If you try to access a page outside of the root eg. http://www.example.com/page.htm you get a HTTP 403 and the custom error page. However...
If you try and access the site root http://www.example.com you get the desired HTTP 403 but no custom error page - instead it returns an Apache HTTP Server Test Page.
Below is the htaccess file - Any help is greatly appreciated.
<.htaccess file start>
# CUSTOM ERROR PAGES
ErrorDocument 400 /error/400.htm
ErrorDocument 401 /error/401.htm
ErrorDocument 403 /error/403.htm
ErrorDocument 404 /error/404.htm
ErrorDocument 500 /error/500.htm
# EXTENSION FREE URI'S
Options +MultiViews
Options +followsymlinks
# 301 REDIRECT WWW/NON-WWW CANONICAL ISSUE
RewriteEngine On
RewriteBase /
RewriteCond %{HTTP_HOST} .
RewriteCond %{HTTP_HOST} ^example\.com$ [NC]
RewriteRule ^(.*)$ http://www.example.com/$1 [R=301,L]
# BLOCK BAD BOTS
RewriteCond %{HTTP_USER_AGENT} SurveyBot/2.3 [NC,OR]
RewriteCond %{HTTP_USER_AGENT} ^Wget
RewriteRule !^(error/403\.htm¦robots\.txt)$ - [F,L]
<.htaccess file end>
Bubster
I'm wondering if it really makes any difference what the content of the page returned is for the blocked bots so along as they receive a valid HTTP 403 response?
I've checked the log for wannabrowser and I get the following for a request of the main site root (www.example.com) from a bad bot:
HTTP/1.1 403 Forbidden
Date: Tue, 19 Feb 2008 17:51:53 GMT
Server: Apache
Vary: Host
Accept-Ranges: bytes
Content-Length: 5044
Connection: close
Content-Type: text/html
Does it really matter if it doesn't return my custom 403 error file to the blocked bots? or am I missing something fundamental?
Thanks again for any assistance.
http://www.example.com/page1.htm
http://www.example.com/page2.htm
http://www.example.com/directory1/
http://www.example.com/directory2/ etc.
and returns a 403 with my custom errors file - as desired.
It is only when the request is to the domain root http://www.example.com/ that to 403 is returned without the custom error page; which is replaced with the standard Apache test page.

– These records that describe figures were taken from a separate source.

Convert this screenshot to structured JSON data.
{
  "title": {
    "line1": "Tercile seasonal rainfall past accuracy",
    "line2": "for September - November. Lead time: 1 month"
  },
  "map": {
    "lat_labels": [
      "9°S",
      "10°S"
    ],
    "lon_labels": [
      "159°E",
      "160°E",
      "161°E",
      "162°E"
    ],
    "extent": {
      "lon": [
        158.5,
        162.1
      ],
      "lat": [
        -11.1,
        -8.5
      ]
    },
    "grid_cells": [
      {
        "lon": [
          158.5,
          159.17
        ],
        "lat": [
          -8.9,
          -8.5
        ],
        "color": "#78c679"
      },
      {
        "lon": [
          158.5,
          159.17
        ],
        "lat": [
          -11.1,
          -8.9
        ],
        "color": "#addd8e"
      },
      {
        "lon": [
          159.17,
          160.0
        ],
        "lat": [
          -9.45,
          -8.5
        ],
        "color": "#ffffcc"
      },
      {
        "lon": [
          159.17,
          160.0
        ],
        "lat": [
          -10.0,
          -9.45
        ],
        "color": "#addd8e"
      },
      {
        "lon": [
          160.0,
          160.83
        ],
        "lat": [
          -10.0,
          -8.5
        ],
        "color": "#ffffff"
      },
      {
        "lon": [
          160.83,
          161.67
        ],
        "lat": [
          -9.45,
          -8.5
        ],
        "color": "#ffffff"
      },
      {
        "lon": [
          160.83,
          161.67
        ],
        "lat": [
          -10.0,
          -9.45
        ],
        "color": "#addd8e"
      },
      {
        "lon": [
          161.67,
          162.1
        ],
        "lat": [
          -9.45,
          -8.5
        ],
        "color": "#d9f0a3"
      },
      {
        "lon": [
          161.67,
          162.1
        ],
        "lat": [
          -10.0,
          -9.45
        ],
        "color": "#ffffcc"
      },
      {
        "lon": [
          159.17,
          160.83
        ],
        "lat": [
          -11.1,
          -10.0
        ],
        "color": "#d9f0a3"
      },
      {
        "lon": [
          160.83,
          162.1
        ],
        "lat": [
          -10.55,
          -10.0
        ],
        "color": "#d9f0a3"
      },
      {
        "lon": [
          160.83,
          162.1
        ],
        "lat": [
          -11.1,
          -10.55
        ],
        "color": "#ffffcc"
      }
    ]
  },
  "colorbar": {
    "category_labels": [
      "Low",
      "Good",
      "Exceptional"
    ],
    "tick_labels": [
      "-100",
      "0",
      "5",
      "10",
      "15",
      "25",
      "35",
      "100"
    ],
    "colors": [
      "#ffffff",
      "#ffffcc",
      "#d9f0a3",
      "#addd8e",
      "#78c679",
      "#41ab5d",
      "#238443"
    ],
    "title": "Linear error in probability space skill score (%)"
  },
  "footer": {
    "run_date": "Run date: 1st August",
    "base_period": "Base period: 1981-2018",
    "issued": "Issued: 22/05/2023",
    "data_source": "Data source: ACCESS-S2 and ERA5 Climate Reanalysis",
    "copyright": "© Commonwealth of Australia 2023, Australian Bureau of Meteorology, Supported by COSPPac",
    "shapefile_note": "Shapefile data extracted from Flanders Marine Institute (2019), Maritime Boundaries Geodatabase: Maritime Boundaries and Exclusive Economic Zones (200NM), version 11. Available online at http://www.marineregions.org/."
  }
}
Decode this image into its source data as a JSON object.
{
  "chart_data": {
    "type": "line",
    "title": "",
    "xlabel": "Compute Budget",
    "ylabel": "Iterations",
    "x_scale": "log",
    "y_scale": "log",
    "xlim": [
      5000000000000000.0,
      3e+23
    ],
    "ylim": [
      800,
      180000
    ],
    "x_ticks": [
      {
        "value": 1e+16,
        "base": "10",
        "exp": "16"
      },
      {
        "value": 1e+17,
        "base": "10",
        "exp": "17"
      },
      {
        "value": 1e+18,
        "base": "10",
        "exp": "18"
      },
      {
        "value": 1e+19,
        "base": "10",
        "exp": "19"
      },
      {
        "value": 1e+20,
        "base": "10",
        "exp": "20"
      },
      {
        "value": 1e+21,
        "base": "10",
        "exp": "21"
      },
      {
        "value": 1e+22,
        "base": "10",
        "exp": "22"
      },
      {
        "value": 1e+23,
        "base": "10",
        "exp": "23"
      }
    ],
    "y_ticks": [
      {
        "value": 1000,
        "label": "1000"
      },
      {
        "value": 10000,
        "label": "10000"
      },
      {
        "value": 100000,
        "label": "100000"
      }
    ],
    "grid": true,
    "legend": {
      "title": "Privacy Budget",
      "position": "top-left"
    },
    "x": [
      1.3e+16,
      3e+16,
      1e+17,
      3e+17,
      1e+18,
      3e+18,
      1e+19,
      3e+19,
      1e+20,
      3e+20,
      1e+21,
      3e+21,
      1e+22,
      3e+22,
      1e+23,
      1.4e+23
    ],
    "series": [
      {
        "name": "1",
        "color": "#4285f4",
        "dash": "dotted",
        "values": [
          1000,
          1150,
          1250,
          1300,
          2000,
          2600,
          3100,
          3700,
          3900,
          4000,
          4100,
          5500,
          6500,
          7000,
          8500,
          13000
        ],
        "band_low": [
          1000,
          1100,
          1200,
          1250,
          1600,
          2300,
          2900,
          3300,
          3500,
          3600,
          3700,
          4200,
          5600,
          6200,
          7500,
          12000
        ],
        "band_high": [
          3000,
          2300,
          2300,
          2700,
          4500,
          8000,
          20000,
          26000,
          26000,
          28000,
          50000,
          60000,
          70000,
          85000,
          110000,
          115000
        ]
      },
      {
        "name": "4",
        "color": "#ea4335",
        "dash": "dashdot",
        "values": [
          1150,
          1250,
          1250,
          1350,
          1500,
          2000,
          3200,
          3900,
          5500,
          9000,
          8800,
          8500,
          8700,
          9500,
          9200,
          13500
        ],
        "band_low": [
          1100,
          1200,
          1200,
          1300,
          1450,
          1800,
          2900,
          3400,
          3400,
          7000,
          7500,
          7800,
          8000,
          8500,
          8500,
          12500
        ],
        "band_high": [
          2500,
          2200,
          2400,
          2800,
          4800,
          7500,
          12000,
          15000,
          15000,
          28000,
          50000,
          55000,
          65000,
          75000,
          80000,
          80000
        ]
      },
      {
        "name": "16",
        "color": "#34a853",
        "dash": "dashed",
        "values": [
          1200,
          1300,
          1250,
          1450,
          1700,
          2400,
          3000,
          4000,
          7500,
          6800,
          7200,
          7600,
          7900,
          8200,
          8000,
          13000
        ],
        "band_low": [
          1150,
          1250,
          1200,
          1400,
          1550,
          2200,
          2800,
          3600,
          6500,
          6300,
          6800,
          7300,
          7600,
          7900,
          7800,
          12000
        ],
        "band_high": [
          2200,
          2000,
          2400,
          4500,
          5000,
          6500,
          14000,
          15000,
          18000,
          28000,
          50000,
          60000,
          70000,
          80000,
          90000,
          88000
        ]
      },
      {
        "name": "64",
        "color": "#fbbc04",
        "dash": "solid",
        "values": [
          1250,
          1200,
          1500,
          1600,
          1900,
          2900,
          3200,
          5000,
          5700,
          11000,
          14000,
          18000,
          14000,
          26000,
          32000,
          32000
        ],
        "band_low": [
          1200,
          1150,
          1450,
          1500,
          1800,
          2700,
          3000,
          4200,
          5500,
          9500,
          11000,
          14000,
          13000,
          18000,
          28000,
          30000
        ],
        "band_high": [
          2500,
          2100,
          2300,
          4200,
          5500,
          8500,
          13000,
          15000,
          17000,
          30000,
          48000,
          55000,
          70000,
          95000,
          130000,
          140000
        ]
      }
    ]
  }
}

I'm wondering if this could be a server configuration issue !?
I'm wondering if this could be a server configuration issue !?
Bots are using a variety of tactics today that were not formerly used.
One of which is an incomplete URL, which serves the same purpose as a ping and returns a 301 (which is actual access), even though the bot or it's IP range may be denied.
Have no clue if that is your occurence or not, however, I'm seeing this issue in my visitor logs more and more frequently.
The only quibble I'd have with it it, "Why bother redirecting non-canonical requests if the user-agent is a bad bot?" Consider reversing the two rules.
Jim
I've spoken to my tech support and apparently the Apache test server page is only served when an index page isn't available (which there is) so I'm not sure how the redirect is missing it.
I don't have access to the config files so I may need to take another approach - oh, and MultiViews doesn't seem to make any difference.
Does anyone know the benefits of using a redirect instead of just using a - F or G flag which I presume just stops the bot dead?
Cheers